Questo episodio introduce il primo aspetto sul quale vogliamo soffermarci: la macabra attenzione al dettaglio di critici e studiosi quando si tratta di scrittori suicidi. Non ci sembra opportuno sindacare sulle scelte di (non) vita di questi scrittori, sul rapporto tra genio e depressione e così via, non è la sede opportuna e non è di alcun interesse sotto il profilo letterario.

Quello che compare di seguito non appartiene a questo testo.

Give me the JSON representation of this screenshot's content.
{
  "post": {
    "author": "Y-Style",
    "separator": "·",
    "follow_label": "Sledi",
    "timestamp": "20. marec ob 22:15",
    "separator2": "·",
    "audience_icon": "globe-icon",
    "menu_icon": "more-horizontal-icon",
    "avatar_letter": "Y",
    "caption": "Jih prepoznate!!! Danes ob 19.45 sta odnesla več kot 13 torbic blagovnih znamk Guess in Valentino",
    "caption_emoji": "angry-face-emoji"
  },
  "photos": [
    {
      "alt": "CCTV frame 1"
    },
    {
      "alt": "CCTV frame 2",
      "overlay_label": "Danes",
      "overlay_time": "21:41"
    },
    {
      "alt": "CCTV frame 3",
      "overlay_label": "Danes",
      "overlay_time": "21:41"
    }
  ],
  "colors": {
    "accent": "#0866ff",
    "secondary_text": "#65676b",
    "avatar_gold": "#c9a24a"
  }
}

E' quantomeno curioso, tuttavia, l'attenzione perversa che gli ultimi gesti degli scrittori suicidi ha ricevuto. Da ciò deriva il secondo peculiare aspetto che caratterizza il tema: il rapporto tra fama e suicidio. Chi dubita che Sylvia Plath non avrebbe avuto il successo che ha avuto (soprattutto una lettura fortemente intimistica come quella dei suoi Diari) se non si fosse suicidata? E che dire di altri scrittori, la cui morte appena vagamente incerta è stata subito riformulata come suicidio, fosse solo per poter vendere di più? Sarebbe questo il caso di Kurt Vonnegut, l'autore di Mattatoio n.5, morto a 85 anni il 10 aprile 2007 in seguito a un "incidente domestico". Chiunque penserebbe che, per un uomo della sua età, un'accidentale caduta, con conseguente trauma cerebrale (causa ufficiale della sua morte), basti a spiegare la sua morte; non l'hanno pensata così studiosi, giornalisti e altri che vi hanno visto un misterioso e inspiegabile suicidio.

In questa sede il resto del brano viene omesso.